The Supreme Court has unified its doctrine, according to which the employee’s travel time to his or her workplace is not effective working time
On 14 July 2016, the Social Court No. 1 of Palma de Mallorca, interpreting and applying the CJEU doctrine, ruled that the time spent travelling from the workplace to different places where the services were ordered to be provided, as well as the return journey, was working time for all purposes, and should be compensated as extraordinary. Specifically, the Court had to assess whether the time that elapsed from the time a worker, who provides services in the fire station at Palma de Mallorca Airport, enters the airport premises until his arrival at the Technical Block, where he signs in, and the effective incorporation into his job, replacing the worker he relieved, was working time. It is understood that the computation of effective working time begins from the moment the worker arrives at the Technical Block, because from that moment he is at the disposal of the employer and carrying out an activity that forms part of his provision of services.

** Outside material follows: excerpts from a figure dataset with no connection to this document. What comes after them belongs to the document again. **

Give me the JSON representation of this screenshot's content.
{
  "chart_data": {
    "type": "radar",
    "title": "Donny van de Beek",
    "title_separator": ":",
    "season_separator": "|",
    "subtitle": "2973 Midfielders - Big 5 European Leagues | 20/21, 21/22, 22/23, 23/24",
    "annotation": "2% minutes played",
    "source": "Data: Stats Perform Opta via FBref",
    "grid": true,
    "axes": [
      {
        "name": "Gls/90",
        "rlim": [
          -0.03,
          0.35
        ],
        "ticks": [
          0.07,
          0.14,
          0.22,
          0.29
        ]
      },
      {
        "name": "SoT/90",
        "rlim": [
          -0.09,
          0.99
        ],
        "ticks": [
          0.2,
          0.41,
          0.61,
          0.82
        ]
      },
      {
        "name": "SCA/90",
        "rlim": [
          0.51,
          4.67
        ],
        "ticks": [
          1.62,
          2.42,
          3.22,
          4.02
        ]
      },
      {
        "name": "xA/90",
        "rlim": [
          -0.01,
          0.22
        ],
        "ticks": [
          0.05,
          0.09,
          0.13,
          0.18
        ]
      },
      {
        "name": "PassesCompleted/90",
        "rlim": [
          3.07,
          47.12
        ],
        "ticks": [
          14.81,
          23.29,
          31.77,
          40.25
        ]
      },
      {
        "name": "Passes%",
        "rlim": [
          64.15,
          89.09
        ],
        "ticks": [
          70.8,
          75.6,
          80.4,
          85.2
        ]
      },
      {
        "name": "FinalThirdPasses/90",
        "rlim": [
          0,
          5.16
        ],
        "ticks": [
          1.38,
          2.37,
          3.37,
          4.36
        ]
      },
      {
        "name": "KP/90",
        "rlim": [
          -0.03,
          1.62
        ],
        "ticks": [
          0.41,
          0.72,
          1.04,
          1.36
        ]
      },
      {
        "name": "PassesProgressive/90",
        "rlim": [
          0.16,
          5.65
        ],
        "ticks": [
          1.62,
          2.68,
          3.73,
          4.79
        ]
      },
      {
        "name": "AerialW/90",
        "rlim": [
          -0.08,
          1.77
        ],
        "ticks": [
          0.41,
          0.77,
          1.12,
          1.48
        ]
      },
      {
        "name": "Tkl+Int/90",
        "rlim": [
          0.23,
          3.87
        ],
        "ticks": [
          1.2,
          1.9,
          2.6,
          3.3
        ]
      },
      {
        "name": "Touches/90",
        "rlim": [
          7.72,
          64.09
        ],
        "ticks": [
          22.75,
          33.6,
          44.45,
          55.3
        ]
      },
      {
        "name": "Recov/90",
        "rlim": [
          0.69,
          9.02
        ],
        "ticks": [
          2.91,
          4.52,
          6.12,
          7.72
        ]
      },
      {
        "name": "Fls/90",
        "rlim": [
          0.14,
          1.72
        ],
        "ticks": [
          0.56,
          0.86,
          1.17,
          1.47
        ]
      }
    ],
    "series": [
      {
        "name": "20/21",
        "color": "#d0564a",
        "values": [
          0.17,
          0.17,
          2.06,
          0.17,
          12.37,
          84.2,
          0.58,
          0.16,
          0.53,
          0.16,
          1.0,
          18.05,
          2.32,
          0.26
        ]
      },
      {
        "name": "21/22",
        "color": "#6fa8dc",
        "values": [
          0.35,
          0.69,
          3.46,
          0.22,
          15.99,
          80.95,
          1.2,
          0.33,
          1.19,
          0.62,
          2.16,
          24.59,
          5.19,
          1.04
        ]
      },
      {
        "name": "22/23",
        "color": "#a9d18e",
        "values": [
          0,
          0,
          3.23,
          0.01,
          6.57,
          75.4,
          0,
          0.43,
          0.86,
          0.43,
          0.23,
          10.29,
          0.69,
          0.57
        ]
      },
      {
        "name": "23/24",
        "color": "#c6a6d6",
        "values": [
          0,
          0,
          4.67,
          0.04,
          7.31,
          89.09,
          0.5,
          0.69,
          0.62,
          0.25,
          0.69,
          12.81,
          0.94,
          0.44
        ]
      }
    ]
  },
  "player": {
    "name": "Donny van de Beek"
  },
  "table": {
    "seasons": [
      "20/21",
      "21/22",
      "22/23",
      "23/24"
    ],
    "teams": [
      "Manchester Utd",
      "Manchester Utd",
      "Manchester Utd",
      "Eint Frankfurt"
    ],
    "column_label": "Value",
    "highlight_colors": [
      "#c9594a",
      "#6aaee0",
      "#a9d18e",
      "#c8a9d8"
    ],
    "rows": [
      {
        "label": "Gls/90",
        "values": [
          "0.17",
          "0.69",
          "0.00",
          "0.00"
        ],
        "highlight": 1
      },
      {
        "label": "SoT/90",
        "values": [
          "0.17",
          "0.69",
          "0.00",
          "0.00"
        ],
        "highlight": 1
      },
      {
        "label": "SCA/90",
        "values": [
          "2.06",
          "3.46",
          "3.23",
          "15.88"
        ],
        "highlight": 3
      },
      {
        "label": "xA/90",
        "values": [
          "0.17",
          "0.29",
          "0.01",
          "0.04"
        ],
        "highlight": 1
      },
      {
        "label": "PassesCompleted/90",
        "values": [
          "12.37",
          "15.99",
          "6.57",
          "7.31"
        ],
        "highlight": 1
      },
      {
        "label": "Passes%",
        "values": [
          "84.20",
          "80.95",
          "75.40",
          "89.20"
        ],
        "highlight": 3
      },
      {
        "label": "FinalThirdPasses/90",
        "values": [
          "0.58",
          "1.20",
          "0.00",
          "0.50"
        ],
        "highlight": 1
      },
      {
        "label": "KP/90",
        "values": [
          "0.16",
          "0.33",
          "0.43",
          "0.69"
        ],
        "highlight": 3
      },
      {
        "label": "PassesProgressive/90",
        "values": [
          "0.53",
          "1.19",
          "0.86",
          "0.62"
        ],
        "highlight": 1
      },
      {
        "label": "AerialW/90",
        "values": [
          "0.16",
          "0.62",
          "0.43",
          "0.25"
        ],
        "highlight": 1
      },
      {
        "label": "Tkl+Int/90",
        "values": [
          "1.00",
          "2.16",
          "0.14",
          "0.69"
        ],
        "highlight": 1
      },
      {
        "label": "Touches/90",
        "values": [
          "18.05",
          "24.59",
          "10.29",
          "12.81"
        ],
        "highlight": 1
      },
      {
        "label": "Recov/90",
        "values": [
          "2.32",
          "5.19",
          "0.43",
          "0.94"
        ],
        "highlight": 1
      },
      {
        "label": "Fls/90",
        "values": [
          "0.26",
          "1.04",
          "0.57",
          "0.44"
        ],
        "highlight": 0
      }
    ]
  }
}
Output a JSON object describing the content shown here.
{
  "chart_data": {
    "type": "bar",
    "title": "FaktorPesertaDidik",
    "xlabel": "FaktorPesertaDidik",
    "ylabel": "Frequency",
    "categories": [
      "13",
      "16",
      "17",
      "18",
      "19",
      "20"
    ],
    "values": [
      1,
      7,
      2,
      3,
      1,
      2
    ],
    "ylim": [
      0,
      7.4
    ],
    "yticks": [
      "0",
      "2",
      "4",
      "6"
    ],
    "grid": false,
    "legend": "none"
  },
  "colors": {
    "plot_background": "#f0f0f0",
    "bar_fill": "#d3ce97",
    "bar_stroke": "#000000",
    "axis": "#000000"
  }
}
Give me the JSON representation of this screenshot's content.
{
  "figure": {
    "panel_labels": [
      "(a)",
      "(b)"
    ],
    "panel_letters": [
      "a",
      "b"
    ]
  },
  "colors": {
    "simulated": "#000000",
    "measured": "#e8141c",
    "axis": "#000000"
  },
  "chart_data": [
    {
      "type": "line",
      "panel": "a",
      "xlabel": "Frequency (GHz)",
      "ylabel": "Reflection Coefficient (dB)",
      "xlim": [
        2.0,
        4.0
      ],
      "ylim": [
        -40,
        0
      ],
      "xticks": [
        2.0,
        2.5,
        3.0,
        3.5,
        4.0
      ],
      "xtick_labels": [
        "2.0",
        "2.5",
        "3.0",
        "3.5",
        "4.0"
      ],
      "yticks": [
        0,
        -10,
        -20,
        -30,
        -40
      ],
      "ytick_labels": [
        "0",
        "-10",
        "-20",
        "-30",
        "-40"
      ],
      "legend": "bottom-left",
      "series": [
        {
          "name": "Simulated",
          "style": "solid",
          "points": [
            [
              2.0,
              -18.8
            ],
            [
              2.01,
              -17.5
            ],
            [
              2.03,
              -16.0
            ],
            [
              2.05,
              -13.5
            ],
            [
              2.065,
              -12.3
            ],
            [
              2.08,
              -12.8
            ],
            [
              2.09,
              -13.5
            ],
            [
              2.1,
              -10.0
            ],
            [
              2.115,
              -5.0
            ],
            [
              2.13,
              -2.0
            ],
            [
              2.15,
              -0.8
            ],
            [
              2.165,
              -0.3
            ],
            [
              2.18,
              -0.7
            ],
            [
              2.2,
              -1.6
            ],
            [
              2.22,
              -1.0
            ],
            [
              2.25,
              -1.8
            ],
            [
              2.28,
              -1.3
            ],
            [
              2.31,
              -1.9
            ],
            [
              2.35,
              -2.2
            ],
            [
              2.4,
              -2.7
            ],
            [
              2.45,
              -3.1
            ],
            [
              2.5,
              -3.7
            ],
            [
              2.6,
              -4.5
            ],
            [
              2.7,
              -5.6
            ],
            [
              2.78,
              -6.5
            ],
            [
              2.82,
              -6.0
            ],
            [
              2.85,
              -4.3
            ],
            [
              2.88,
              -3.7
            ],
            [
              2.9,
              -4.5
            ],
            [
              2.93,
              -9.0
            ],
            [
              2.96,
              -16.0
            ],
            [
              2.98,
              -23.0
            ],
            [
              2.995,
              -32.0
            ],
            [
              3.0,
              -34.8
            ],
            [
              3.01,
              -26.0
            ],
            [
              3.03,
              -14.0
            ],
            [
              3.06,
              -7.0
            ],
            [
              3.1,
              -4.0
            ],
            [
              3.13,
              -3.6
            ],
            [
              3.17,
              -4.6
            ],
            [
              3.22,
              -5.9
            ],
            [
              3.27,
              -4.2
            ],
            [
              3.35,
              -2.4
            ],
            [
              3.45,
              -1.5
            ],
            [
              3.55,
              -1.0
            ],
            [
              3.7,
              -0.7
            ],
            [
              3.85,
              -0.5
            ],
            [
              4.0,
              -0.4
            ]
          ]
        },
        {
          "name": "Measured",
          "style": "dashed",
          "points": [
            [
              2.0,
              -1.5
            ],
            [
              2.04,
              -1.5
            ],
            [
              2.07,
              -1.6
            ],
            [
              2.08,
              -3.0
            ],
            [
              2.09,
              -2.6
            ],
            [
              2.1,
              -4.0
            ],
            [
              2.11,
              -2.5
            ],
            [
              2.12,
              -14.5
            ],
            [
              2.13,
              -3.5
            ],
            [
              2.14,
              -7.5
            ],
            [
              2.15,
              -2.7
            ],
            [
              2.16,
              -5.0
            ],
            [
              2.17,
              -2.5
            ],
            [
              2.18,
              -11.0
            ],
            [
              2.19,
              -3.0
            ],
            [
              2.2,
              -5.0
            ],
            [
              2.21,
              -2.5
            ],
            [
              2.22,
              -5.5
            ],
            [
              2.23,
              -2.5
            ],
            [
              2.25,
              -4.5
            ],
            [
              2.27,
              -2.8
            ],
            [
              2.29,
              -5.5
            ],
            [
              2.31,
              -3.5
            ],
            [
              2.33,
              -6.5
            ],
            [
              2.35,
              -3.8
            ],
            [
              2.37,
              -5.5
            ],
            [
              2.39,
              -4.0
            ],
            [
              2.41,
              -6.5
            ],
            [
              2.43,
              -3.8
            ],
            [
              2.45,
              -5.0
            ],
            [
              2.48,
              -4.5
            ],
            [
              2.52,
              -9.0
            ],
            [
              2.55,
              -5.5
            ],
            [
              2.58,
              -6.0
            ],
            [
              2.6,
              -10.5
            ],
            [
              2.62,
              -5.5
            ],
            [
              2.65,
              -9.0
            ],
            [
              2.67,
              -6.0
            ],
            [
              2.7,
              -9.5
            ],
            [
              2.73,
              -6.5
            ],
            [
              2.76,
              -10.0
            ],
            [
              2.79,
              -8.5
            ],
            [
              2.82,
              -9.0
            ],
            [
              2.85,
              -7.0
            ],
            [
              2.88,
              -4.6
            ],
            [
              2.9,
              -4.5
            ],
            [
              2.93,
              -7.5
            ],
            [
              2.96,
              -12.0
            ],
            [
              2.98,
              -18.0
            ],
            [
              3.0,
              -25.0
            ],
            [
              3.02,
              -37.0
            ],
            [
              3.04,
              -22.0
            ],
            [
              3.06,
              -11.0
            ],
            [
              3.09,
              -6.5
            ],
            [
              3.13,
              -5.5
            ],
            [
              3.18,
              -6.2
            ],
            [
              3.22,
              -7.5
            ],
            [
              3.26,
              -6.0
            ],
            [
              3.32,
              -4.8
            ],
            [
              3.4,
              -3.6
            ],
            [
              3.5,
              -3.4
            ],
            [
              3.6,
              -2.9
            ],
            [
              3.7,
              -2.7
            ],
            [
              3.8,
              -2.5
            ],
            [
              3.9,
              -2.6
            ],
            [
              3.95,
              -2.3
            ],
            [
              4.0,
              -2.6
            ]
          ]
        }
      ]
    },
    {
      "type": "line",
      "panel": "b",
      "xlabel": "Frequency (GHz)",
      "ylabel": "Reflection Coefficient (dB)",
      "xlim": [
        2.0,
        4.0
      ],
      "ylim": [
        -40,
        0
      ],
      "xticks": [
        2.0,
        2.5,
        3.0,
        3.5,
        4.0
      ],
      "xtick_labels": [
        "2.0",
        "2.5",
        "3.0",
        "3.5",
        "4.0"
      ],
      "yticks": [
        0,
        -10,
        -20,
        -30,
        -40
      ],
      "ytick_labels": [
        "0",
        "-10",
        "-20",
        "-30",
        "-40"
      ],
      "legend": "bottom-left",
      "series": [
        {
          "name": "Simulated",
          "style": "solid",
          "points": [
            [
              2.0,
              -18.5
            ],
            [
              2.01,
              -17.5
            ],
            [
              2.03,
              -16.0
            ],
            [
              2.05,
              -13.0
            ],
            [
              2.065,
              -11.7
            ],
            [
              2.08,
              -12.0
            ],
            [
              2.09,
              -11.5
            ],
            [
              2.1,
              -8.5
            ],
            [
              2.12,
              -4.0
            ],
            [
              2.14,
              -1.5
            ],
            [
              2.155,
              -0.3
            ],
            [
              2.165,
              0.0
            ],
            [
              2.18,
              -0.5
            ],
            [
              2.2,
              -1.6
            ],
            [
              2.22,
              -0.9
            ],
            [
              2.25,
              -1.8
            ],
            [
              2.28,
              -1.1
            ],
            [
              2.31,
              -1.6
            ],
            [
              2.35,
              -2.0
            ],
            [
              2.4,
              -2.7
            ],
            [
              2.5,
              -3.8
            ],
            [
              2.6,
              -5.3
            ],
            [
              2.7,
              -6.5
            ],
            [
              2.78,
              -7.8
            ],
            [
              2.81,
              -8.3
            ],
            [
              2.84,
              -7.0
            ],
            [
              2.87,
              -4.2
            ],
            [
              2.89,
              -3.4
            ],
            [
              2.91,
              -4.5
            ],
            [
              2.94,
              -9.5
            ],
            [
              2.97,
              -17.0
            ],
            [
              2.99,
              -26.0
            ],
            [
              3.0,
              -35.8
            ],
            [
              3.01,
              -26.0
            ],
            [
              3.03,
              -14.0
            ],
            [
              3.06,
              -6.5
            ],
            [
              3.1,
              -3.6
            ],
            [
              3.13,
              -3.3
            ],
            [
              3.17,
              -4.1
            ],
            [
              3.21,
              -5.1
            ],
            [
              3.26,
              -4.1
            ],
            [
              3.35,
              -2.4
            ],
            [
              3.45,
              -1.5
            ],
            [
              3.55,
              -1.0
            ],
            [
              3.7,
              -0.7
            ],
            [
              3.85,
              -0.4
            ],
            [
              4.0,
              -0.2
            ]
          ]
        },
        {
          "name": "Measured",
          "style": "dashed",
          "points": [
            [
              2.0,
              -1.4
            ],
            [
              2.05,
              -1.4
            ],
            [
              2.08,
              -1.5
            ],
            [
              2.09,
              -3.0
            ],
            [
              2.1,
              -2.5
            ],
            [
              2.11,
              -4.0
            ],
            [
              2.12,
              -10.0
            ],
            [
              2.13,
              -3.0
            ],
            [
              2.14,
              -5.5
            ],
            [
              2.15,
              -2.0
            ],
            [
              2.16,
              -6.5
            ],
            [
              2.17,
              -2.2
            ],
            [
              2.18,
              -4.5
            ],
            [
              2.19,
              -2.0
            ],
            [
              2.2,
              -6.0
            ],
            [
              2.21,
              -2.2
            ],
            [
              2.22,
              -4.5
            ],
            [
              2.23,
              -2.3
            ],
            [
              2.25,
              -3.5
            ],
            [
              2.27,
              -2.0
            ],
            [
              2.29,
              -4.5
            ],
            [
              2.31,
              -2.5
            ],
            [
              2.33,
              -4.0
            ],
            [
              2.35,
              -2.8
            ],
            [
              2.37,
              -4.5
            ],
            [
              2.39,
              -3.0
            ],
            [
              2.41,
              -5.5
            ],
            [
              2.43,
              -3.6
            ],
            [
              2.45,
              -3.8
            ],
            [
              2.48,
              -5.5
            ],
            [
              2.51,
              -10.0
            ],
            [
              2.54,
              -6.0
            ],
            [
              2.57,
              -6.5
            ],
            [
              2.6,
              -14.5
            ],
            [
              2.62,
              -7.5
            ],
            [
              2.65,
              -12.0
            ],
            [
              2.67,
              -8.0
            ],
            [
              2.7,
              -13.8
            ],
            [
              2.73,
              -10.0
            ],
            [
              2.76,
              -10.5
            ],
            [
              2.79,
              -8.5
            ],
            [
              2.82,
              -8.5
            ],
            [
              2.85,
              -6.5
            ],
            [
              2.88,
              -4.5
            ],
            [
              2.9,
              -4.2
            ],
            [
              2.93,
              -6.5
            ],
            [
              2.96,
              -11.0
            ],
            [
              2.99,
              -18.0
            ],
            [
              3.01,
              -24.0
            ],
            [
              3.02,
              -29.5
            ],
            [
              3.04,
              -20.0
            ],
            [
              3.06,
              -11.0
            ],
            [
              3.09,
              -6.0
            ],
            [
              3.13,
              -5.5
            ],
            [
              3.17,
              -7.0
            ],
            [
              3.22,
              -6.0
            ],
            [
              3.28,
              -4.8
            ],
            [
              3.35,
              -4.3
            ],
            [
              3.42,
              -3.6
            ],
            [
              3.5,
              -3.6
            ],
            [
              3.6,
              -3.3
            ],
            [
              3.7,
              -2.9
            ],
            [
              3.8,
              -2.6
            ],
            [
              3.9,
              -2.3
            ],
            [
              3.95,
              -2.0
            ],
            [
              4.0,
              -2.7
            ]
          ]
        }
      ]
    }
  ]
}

In its ruling on this matter, the Social Division of the Supreme Court, in a unification of doctrine ruling dated 26 January 2021, concludes that, during the time spent travelling from the Technical Block to the workplace, the worker is not at the employer’s disposal, but is carrying out a preparatory task. In fact, our Court describes the journey as routine and necessary to access the workplace.
Moreover, the Collective Agreement establishes a time limit of 15 minutes for the relief, the aforementioned provision being meaningless if the working day had already begun prior to the relief, or if it did not stop until the departure from the Technical Block.
Finally, the fact that there is a record of the times of access to and departure from the airport facilities does not mean per se that we are in the presence of a working day record in which it is recorded that paid work is being carried out from that very moment.
For all these reasons, the Supreme Court unified its doctrine and determined that the employee’s necessary and usual travel to access his or her work post is not effective working time.